The organizers of the Zip to Zap and the government and residents of Zap were caught up in a whirlwind of publicity and seemingly gave little regard to the organization of the event or how to deal with thousands of college-aged students who were out for a good time. Continued publicity further increased the excitement surrounding the Zip to Zap. The Spectrum published a map of Zap and the surrounding area and published an article detailing the bars and cafes of Zap and the scenic beauty of the Knife River Valley. The article concluded with what was to become a prophetic statement, "In addition to these events, a full program of orgies, brawls, freakouts, and arrests is being planned. Do you dare miss it?"

==From party to riot==
Students began arriving in Zap on Friday, May 9, 1969. They quickly filled the town's two taverns. The demand for beer was such that the tavern owners decided to double the price. This action upset the students, but in the long run it did not matter since all the beer was rapidly consumed. Drunken students took to the streets of the small town. Vomiting and urinating on the streets by the students caused great concern among the locals, who quickly began to fear for their safety. The temperatures fell below freezing and the drunken college students started a bonfire in the center of town, using wood that was left over from a recent demolition project. The townspeople, led by Mayor Fuchs, asked the students to leave: most complied but some did not. What had started out as a spring break get-together quickly turned into the first (and to date only) official riot in North Dakota state history. Local security forces were overwhelmed, and the cafe and one of the bars were completely destroyed.

Governor William Guy called in 500 troops from the North Dakota Army National Guard to quell the riot. Over 1,000 partiers were still in Zap when the guard arrived on the scene at 6:30 am, although just 200 of them were still awake. The guardsmen with fixed bayonets roused the hungover students. There was little resistance to the dispersal. Having been rousted from Zap, the students moved on to nearby Beulah in search of a fresh supply of beer and food. The National Guard followed and with fixed bayonets drove the students along State Highway 200 to Hazen, where they were again moved on at bayonet point. This all took place in front of national media outlets that had gathered at Zap to document the occasion, and the Zip to Zap was the lead item on the CBS Evening News that day. It was also covered by Pravda, the news outlet of the Communist Party of the Soviet Union, and the Stars and Stripes of the United States Armed Forces. Damage from the riot was estimated to be greater than $25,000. These bills were ultimately paid by the student governments of NDSU and the University of North Dakota (UND).

==Aftermath==
The organizers of the Zip expressed embarrassment with the results of the occasion. Mayor Fuchs believed that only about 300 of the 3000 revelers caused any trouble. Several businesses had to be demolished and rebuilt. A new city hall was built on the site of the abandoned building that had provided fuel for the bonfire. Anniversaries of the event have been celebrated with little to no trouble.

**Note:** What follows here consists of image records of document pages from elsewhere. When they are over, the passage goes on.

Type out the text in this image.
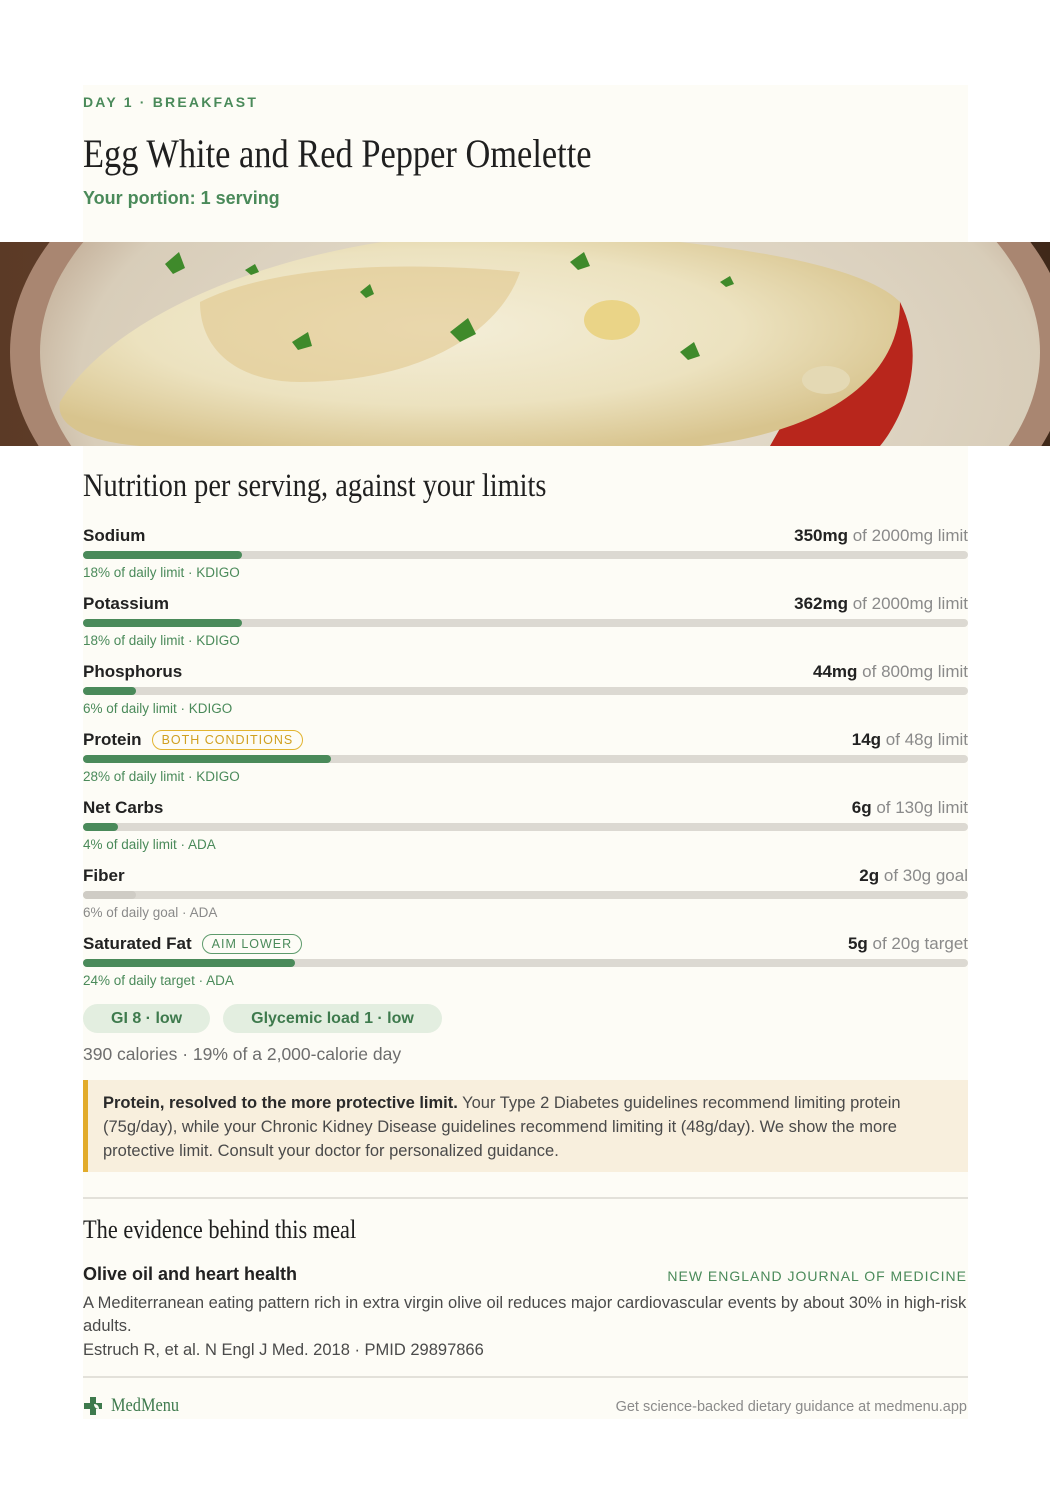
DAY 1 · BREAKFAST
Egg White and Red Pepper Omelette
Your portion: 1 serving
Nutrition per serving, against your limits
Sodium	350mg of 2000mg limit
18% of daily limit · KDIGO
Potassium	362mg of 2000mg limit
18% of daily limit · KDIGO
Phosphorus	44mg of 800mg limit
6% of daily limit · KDIGO
Protein	BOTH CONDITIONS	14g of 48g limit
28% of daily limit · KDIGO
Net Carbs	6g of 130g limit
4% of daily limit · ADA
Fiber	2g of 30g goal
6% of daily goal · ADA
Saturated Fat	AIM LOWER	5g of 20g target
24% of daily target · ADA
GI 8 · low	Glycemic load 1 · low
390 calories · 19% of a 2,000-calorie day
Protein, resolved to the more protective limit. Your Type 2 Diabetes guidelines recommend limiting protein (75g/day), while your Chronic Kidney Disease guidelines recommend limiting it (48g/day). We show the more protective limit. Consult your doctor for personalized guidance.
The evidence behind this meal
Olive oil and heart health	NEW ENGLAND JOURNAL OF MEDICINE
A Mediterranean eating pattern rich in extra virgin olive oil reduces major cardiovascular events by about 30% in high-risk adults.
Estruch R, et al. N Engl J Med. 2018 · PMID 29897866
MedMenu	Get science-backed dietary guidance at medmenu.app
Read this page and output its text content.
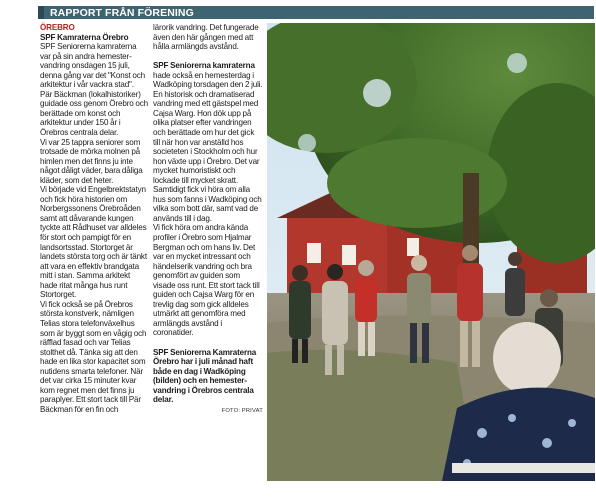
RAPPORT FRÅN FÖRENING

ÖREBRO

SPF Kamraterna Örebro

SPF Seniorerna kamraterna var på sin andra hemester-vandring onsdagen 15 juli, denna gång var det "Konst och arkitektur i vår vackra stad".

Pär Bäckman (lokalhistoriker) guidade oss genom Örebro och berättade om konst och arkitektur under 150 år i Örebros centrala delar.

Vi var 25 tappra seniorer som trotsade de mörka molnen på himlen men det finns ju inte något dåligt väder, bara dåliga kläder, som det heter.

Vi började vid Engelbrektstatyn och fick höra historien om Norbergssonens Örebroåden samt att dåvarande kungen tyckte att Rådhuset var alldeles för stort och pampigt för en landsortsstad. Stortorget är landets största torg och är tänkt att vara en effektiv brandgata mitt i stan. Samma arkitekt hade ritat många hus runt Stortorget.

Vi fick också se på Örebros största konstverk, nämligen Telias stora telefonväxelhus som är byggt som en vågig och räfflad fasad och var Telias stolthet då. Tänka sig att den hade en lika stor kapacitet som nutidens smarta telefoner. När det var cirka 15 minuter kvar kom regnet men det finns ju paraplyer. Ett stort tack till Pär Bäckman för en fin och

lärorik vandring. Det fungerade även den här gången med att hålla armlängds avstånd.

SPF Seniorerna kamraterna hade också en hemesterdag i Wadköping torsdagen den 2 juli. En historisk och dramatiserad vandring med ett gästspel med Cajsa Warg. Hon dök upp på olika platser efter vandringen och berättade om hur det gick till när hon var anställd hos societeten i Stockholm och hur hon växte upp i Örebro. Det var mycket humoristiskt och lockade till mycket skratt. Samtidigt fick vi höra om alla hus som fanns i Wadköping och vilka som bott där, samt vad de används till i dag.

Vi fick höra om andra kända profiler i Örebro som Hjalmar Bergman och om hans liv. Det var en mycket intressant och händelserik vandring och bra genomfört av guiden som visade oss runt. Ett stort tack till guiden och Cajsa Warg för en trevlig dag som gick alldeles utmärkt att genomföra med armlängds avstånd i coronatider.

SPF Seniorerna Kamraterna Örebro har i juli månad haft både en dag i Wadköping (bilden) och en hemester-vandring i Örebros centrala delar.

FOTO: PRIVAT
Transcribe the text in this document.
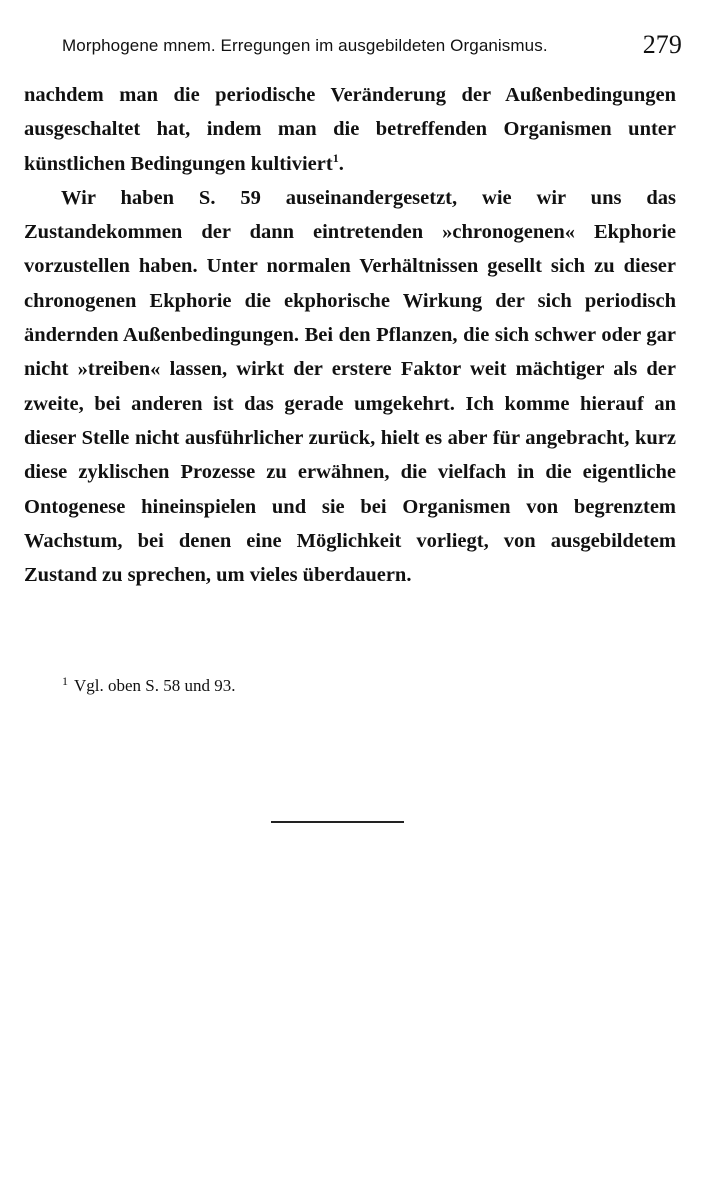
Morphogene mnem. Erregungen im ausgebildeten Organismus.	279

nachdem man die periodische Veränderung der Außenbedingungen ausgeschaltet hat, indem man die betreffenden Organismen unter künstlichen Bedingungen kultiviert$^1$.

Wir haben S. 59 auseinandergesetzt, wie wir uns das Zustandekommen der dann eintretenden »chronogenen« Ekphorie vorzustellen haben. Unter normalen Verhältnissen gesellt sich zu dieser chronogenen Ekphorie die ekphorische Wirkung der sich periodisch ändernden Außenbedingungen. Bei den Pflanzen, die sich schwer oder gar nicht »treiben« lassen, wirkt der erstere Faktor weit mächtiger als der zweite, bei anderen ist das gerade umgekehrt. Ich komme hierauf an dieser Stelle nicht ausführlicher zurück, hielt es aber für angebracht, kurz diese zyklischen Prozesse zu erwähnen, die vielfach in die eigentliche Ontogenese hineinspielen und sie bei Organismen von begrenztem Wachstum, bei denen eine Möglichkeit vorliegt, von ausgebildetem Zustand zu sprechen, um vieles überdauern.

$^1$ Vgl. oben S. 58 und 93.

Student protests in North Dakota and Minnesota continued throughout the Vietnam era, but the Zip to Zap remains as the only event that required the use of force by the North Dakota Army National Guard.

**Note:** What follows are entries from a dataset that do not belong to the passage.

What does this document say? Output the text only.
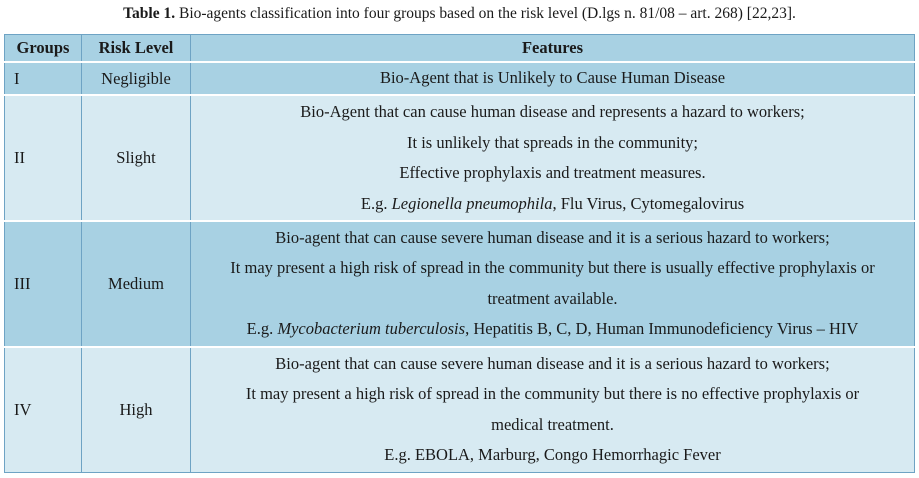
Table 1. Bio-agents classification into four groups based on the risk level (D.lgs n. 81/08 – art. 268) [22,23].
Groups	Risk Level	Features
I	Negligible	Bio-Agent that is Unlikely to Cause Human Disease

II	Slight	Bio-Agent that can cause human disease and represents a hazard to workers;
It is unlikely that spreads in the community;
Effective prophylaxis and treatment measures.
E.g. Legionella pneumophila, Flu Virus, Cytomegalovirus

III	Medium	Bio-agent that can cause severe human disease and it is a serious hazard to workers;
It may present a high risk of spread in the community but there is usually effective prophylaxis or
treatment available.
E.g. Mycobacterium tuberculosis, Hepatitis B, C, D, Human Immunodeficiency Virus – HIV

IV	High	Bio-agent that can cause severe human disease and it is a serious hazard to workers;
It may present a high risk of spread in the community but there is no effective prophylaxis or
medical treatment.
E.g. EBOLA, Marburg, Congo Hemorrhagic Fever
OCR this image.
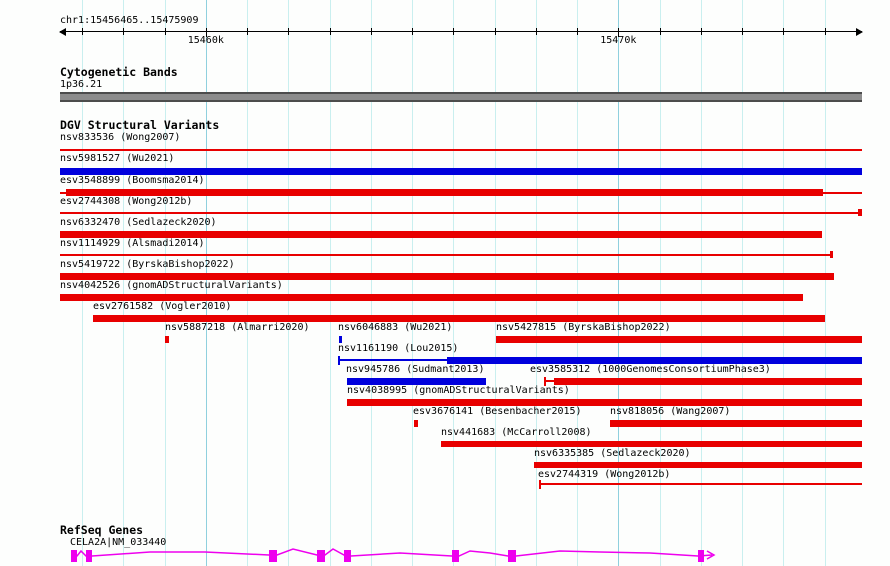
chr1:15456465..15475909
15460k	15470k
Cytogenetic Bands
1p36.21
DGV Structural Variants
nsv833536 (Wong2007)
nsv5981527 (Wu2021)
esv3548899 (Boomsma2014)
esv2744308 (Wong2012b)
nsv6332470 (Sedlazeck2020)
nsv1114929 (Alsmadi2014)
nsv5419722 (ByrskaBishop2022)
nsv4042526 (gnomADStructuralVariants)
esv2761582 (Vogler2010)
nsv5887218 (Almarri2020)	nsv6046883 (Wu2021)	nsv5427815 (ByrskaBishop2022)
nsv1161190 (Lou2015)
nsv945786 (Sudmant2013)	esv3585312 (1000GenomesConsortiumPhase3)
nsv4038995 (gnomADStructuralVariants)
esv3676141 (Besenbacher2015)	nsv818056 (Wang2007)
nsv441683 (McCarroll2008)
nsv6335385 (Sedlazeck2020)
esv2744319 (Wong2012b)
RefSeq Genes
CELA2A|NM_033440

Damage claims were settled amiably. Both NDSU in Fargo and UND in Grand Forks imposed a small surcharge on student fees over several years to repay the townspeople for damages not covered by insurance. The town even hosted a 25th anniversary reunion in 1994 which was much better organized and went off without any trouble. Other small towns or former residents in North Dakota joked about planning similar events such as a "Gallop to Gackle", a "March to Medina" or a "Streak to Streeter" to garner similar national attention.

A 50th anniversary celebration was held on May 12, 2019. Chuck Stroup died on May 18, 2024, at the age of 77.